Each mentee and scholarship recipient present was recognized.

A special spotlight was put on mentees Ashton Dunn, Shanise Robinson, Andre Parker and Keisha Thompson. A brief biography of each student was read highlighting their achievements, hobbies and participation in the program. The mentorship program is affiliated with students at Cleveland Middle School. Mentees meet with members of the 100 Black Men organization one day a week at the school at 7 a.m.

“We love those kids and we’ll do anything for them, but we need your help,” organization president Ronnie Arnold said to those present.

Scholarship recipients DeAneisha Brielle Jarrett, Ebony Johnson-Bunion and Bianca Perkins were also highlighted. Since the start of the scholarship program, more than $750,000 has been awarded in scholarships.

Guest speaker Vincent Phipps, Communication VIP (very important people-skills) president, shared “The Three P’s of Purpose” with the students.

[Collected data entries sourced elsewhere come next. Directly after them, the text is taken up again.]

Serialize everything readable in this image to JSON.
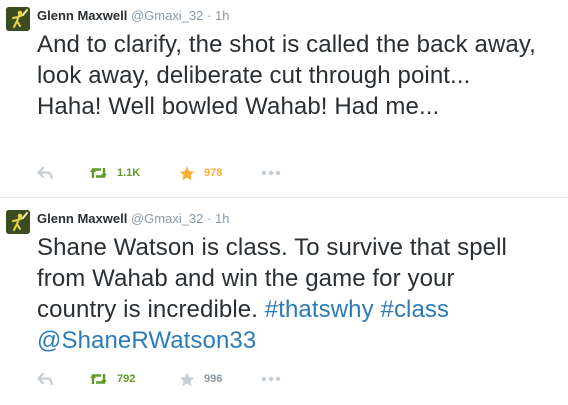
{
  "tweets": [
    {
      "author": {
        "name": "Glenn Maxwell",
        "handle": "@Gmaxi_32",
        "time": "1h"
      },
      "text": "And to clarify, the shot is called the back away, look away, deliberate cut through point... Haha! Well bowled Wahab! Had me...",
      "actions": {
        "retweet_count": "1.1K",
        "favorite_count": "978",
        "retweet_active": true,
        "favorite_active": true
      }
    },
    {
      "author": {
        "name": "Glenn Maxwell",
        "handle": "@Gmaxi_32",
        "time": "1h"
      },
      "text_plain": "Shane Watson is class. To survive that spell from Wahab and win the game for your country is incredible.",
      "hashtags": [
        "#thatswhy",
        "#class"
      ],
      "mention": "@ShaneRWatson33",
      "actions": {
        "retweet_count": "792",
        "favorite_count": "996",
        "retweet_active": true,
        "favorite_active": false
      }
    }
  ],
  "separator": "·",
  "colors": {
    "link": "#2b7bb9",
    "retweet_active": "#609928",
    "favorite_active": "#ffac33",
    "muted": "#8899a6",
    "text": "#292f33"
  },
  "icons": {
    "avatar": "cricket-player-avatar",
    "reply": "reply-arrow-icon",
    "retweet": "retweet-icon",
    "favorite": "star-icon",
    "more": "ellipsis-icon"
  }
}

“There are three P’s that everyone needs to understand but this is especially for the youth,” Phipps said. “If you have a car note, a rent or a mortgage you are no longer young.”

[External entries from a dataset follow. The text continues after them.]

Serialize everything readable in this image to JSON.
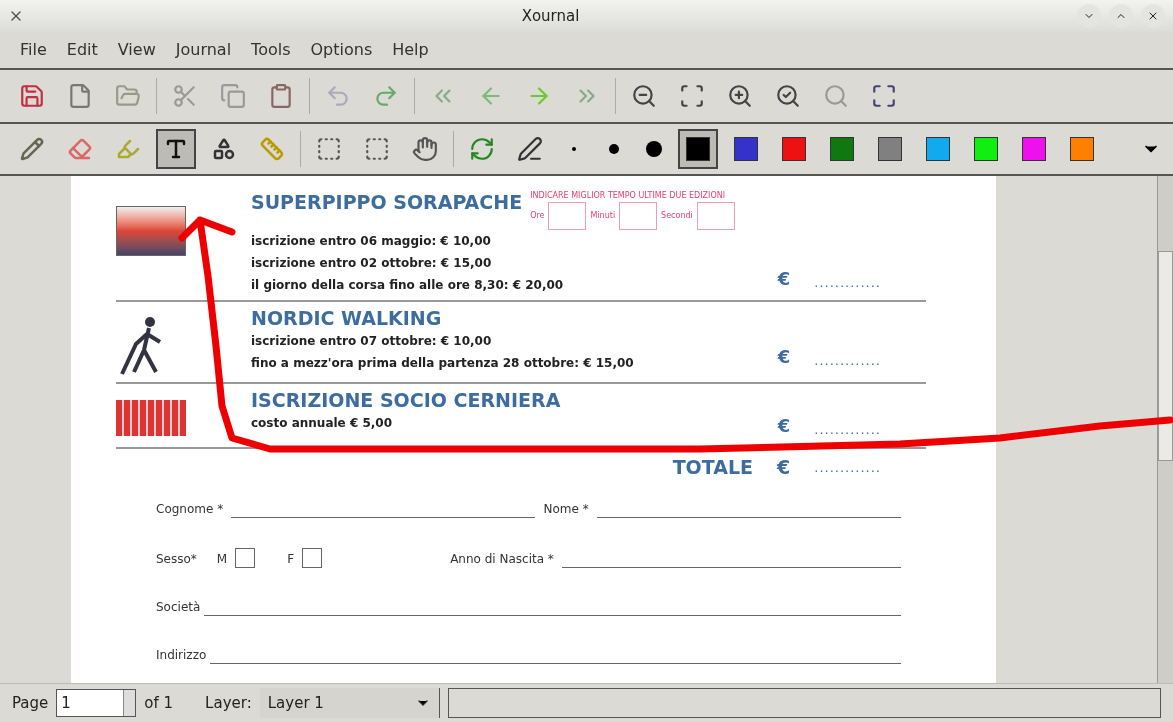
{
  "window": {
    "title": "Xournal"
  },
  "menu": [
    "File",
    "Edit",
    "View",
    "Journal",
    "Tools",
    "Options",
    "Help"
  ],
  "draw_tools": [
    {
      "selected": false
    },
    {
      "selected": false
    },
    {
      "selected": false
    },
    {
      "selected": true
    },
    {
      "selected": false
    },
    {
      "selected": false
    }
  ],
  "colors": [
    {
      "color": "#000000",
      "selected": true
    },
    {
      "color": "#3333cc",
      "selected": false
    },
    {
      "color": "#ee1111",
      "selected": false
    },
    {
      "color": "#117711",
      "selected": false
    },
    {
      "color": "#808080",
      "selected": false
    },
    {
      "color": "#11aaee",
      "selected": false
    },
    {
      "color": "#11ee11",
      "selected": false
    },
    {
      "color": "#ee11ee",
      "selected": false
    },
    {
      "color": "#ff8000",
      "selected": false
    }
  ],
  "document": {
    "time_box": {
      "heading": "INDICARE MIGLIOR TEMPO ULTIME DUE EDIZIONI",
      "fields": [
        "Ore",
        "Minuti",
        "Secondi"
      ]
    },
    "entries": [
      {
        "title": "SUPERPIPPO SORAPACHE",
        "lines": [
          "iscrizione entro 06 maggio: € 10,00",
          "iscrizione entro 02 ottobre: € 15,00",
          "il giorno della corsa fino alle ore 8,30: € 20,00"
        ],
        "currency": "€",
        "amount": "............."
      },
      {
        "title": "NORDIC WALKING",
        "lines": [
          "iscrizione entro 07 ottobre: € 10,00",
          "fino a mezz'ora prima della partenza 28 ottobre: € 15,00"
        ],
        "currency": "€",
        "amount": "............."
      },
      {
        "title": "ISCRIZIONE SOCIO CERNIERA",
        "lines": [
          "costo annuale € 5,00"
        ],
        "currency": "€",
        "amount": "............."
      }
    ],
    "total": {
      "label": "TOTALE",
      "currency": "€",
      "amount": "............."
    },
    "form": {
      "surname": "Cognome *",
      "name": "Nome *",
      "sex": "Sesso*",
      "male": "M",
      "male_checked": false,
      "female": "F",
      "female_checked": false,
      "birth_year": "Anno di Nascita *",
      "club": "Società",
      "address": "Indirizzo"
    }
  },
  "status_bar": {
    "page_label": "Page",
    "page": "1",
    "of": "of 1",
    "layer_label": "Layer:",
    "layer": "Layer 1"
  }
}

“The Three P’s of Purpose” are persistence, positivity and pride.

“You have got to make it a persistent habit to be excellent; it has got to be your norm,” Phipps said.

He said simply being happy to pass classes is not enough, because it means they are satisfied with a “C” grade.

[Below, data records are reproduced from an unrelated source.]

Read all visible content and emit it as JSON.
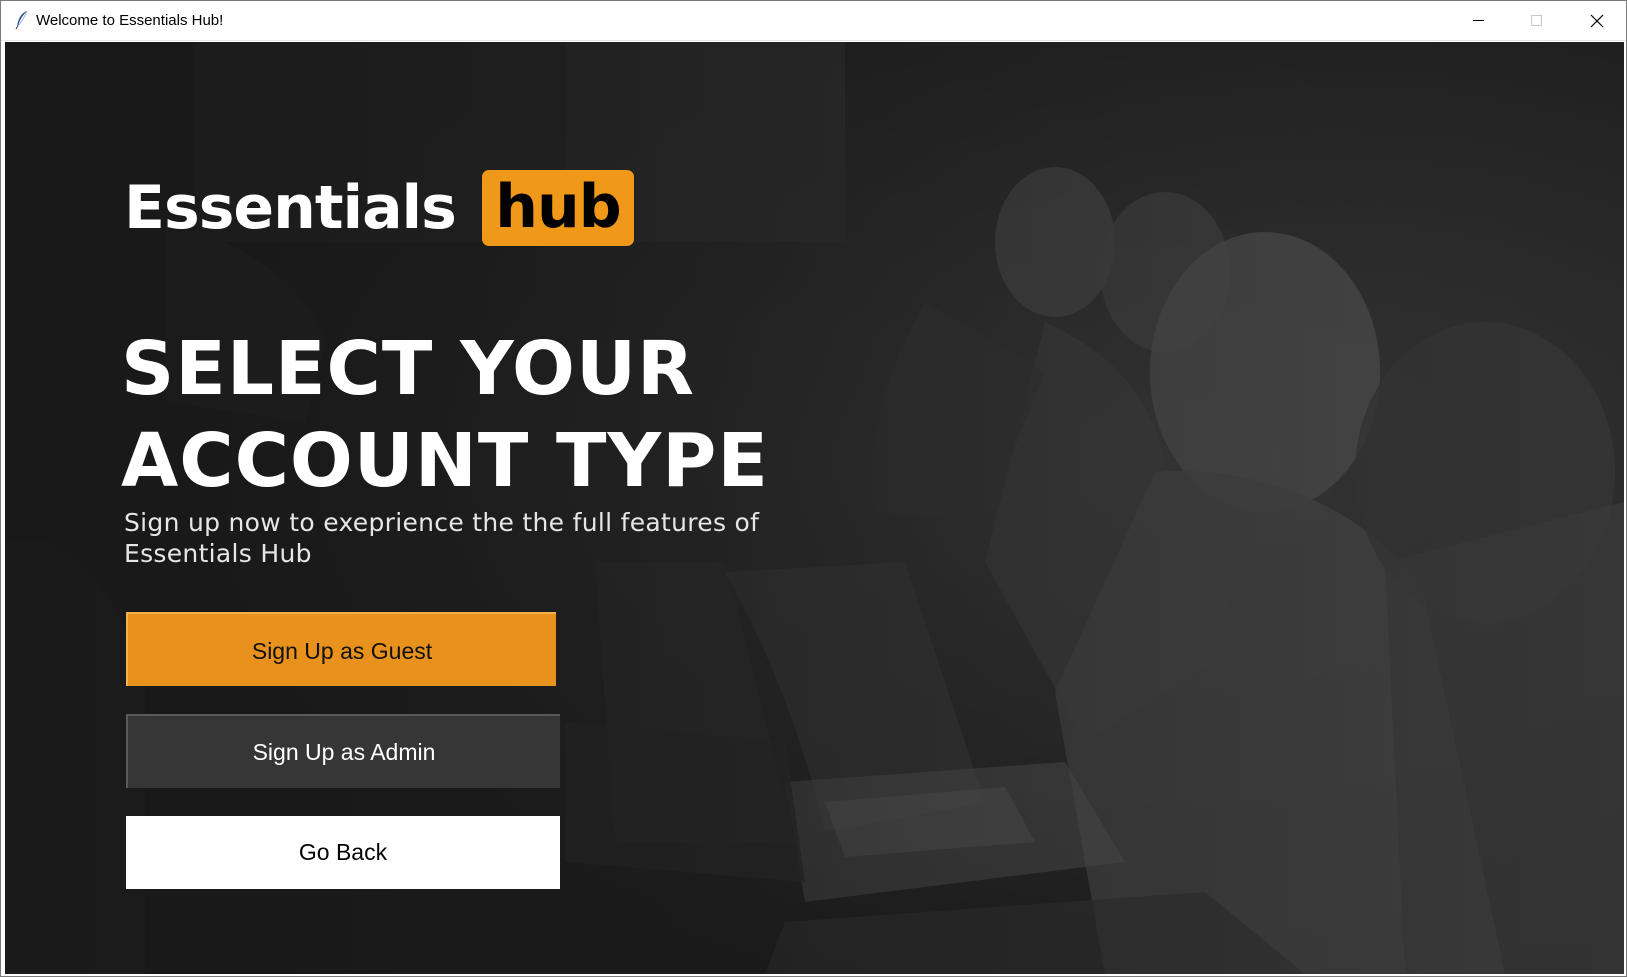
{
  "window": {
    "title": "Welcome to Essentials Hub!",
    "app_icon": "feather-icon",
    "controls": [
      "minimize-icon",
      "maximize-icon",
      "close-icon"
    ]
  },
  "logo": {
    "text": "Essentials",
    "badge": "hub"
  },
  "heading": {
    "line1": "SELECT YOUR",
    "line2": "ACCOUNT TYPE"
  },
  "subtitle": {
    "line1": "Sign up now to exeprience the the full features of",
    "line2": "Essentials Hub"
  },
  "buttons": {
    "guest": "Sign Up as Guest",
    "admin": "Sign Up as Admin",
    "back": "Go Back"
  },
  "colors": {
    "accent": "#e8911c",
    "background": "#1f1f1f",
    "admin_button": "#363636",
    "back_button": "#ffffff"
  }
}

“A ‘C’ wasn’t good enough in my house (growing up). A ‘C’ was average,” Phipps said. “My mother said, ‘You are not average, so you will not act accordingly. You will act as excellent, (because that) is what you are.’”

Phipps encouraged the students that no matter what their past they could still pursue excellence.

“It is always the right time to be great,” Phipps said.

Positivity is a trait lacking in many of today’s youth, Phipps said.

“There are too many times I’m seeing our young people walk around mad, ticked off,” Phipps said. “When I look at our future, I see all the beauty of our future.”

For him, the beauty of the future is in students who want to be successful and make a difference. He said a bad attitude can be a continual roadblock to success, no matter how many opportunities and advantages a person is given.

“Haters don’t hate you, they hate anything that’s good that reminds them that they have yet to try harder,” Phipps said.

People who are truly pursuing excellence are going to have people hating on them, he said.

“The people you want to hate you are the people you don’t want to be,” Phipps said.

The speaker encourages students not to be concerned when those getting in trouble hate on them. He said they should be concerned when their teachers and parents are angry with their actions or behavior.

“You have to make sure that your attitudes are assets to your future, and not liabilities,” Phipps said.

The final P of purpose is pride. Phipps highlighted that this pride would help students as they move forward, by taking pride in how they present themselves.

“If you walk around with your exterior displaying things that you are not wanting to say (by dressing provocatively), people will step to you as if that is your product,” Phipps said.

He emphasized that everyone lights up a room, whether it is when they enter it or when they exit.

Also during the banquet, special recognition was given to the sponsors who made the event possible. Corporate sponsors were presented with a plague showing appreciation. Waste Connections of Tennessee Inc. made a $5,000 donation, and the George R. Johnson Family Foundation/Hardee’s committed to donating $15,000 over the next five years.